His face turned hard. “They are not my family, or yours. We share a genetic connection, nothing more profound than that. I was spawned by a coldhearted bitch who spread her legs, popped me out, and dumped me like an unwanted puppy at the pound. That’s not family. Never forget it.”
He didn’t have what she had, however—that racial memory connection to the tribal priestess who’d started it all. Christine wished she could share that with him; tell him that there was something meaningful and valuable in it all. But she kept the secret close.
Davis went on, not noticing her quietness. “If that Detective Sanchez can also nail him and his vile son for murder that will be a bonus. But it’s the financial ruin that will hurt him where he lives.”
“About the murder, I don’t think—”
“Carlton!” Domingo Sanclaro stepped up next to her, shaking her father’s hand and ignoring her completely, little tool that she was. “I haven’t seen you in ages. I thought we’d never get you out to our part of the world.”
Sanclaro wore a perfectly tailored tuxedo and scanned her father’s not-Armani suit with a barely veiled sneer, completely falling for his gambit. Never underestimate the power of seeming to be an idiot. “You remember Roman. Once he and Christy marry, I’m making him VP.”
“He’s young for it.” Carlton frowned at Roman, giving him the same dismissive glance Domingo had given Christine. She wanted to kiss her father.

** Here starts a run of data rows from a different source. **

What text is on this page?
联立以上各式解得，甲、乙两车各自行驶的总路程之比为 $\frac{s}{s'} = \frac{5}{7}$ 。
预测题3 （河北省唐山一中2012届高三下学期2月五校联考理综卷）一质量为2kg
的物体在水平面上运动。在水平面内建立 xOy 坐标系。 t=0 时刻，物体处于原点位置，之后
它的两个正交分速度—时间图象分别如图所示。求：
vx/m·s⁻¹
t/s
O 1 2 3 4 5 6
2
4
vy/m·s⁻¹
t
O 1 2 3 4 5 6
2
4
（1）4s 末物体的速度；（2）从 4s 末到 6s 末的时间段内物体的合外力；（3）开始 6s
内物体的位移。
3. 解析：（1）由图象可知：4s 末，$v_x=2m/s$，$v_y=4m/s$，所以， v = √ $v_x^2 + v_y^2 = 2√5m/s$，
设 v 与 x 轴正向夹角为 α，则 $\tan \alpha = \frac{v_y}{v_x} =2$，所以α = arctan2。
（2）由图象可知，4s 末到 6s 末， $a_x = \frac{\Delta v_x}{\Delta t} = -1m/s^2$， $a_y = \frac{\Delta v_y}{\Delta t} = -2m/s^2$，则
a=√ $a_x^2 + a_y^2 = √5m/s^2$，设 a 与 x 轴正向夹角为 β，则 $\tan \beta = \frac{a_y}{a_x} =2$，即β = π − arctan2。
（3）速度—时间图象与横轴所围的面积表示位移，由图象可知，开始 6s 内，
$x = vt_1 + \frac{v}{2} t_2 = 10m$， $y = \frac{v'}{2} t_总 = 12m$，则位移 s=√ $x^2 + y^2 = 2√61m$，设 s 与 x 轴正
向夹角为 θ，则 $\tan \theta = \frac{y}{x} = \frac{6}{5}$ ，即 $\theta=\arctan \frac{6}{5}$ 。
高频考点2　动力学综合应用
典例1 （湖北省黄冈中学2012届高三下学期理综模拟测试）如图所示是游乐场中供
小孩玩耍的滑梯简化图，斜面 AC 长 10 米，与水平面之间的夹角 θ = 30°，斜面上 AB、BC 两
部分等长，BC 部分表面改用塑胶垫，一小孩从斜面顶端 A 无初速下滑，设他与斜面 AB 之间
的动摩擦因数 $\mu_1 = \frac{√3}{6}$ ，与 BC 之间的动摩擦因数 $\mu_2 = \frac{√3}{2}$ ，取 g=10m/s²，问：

“He’s a bright and capable young man. He’ll make a fine husband for your daughter,” Domingo replied smoothly. “I assume sweet little Christy here is still your only heir?”
Her father frowned at her, as if just noticing her presence. “Yes, well, though she’s only interested in some aspects of the business,” he managed to make her sound flighty, “you know how girls are. They try on new occupations like dresses, isn’t that right, dear?”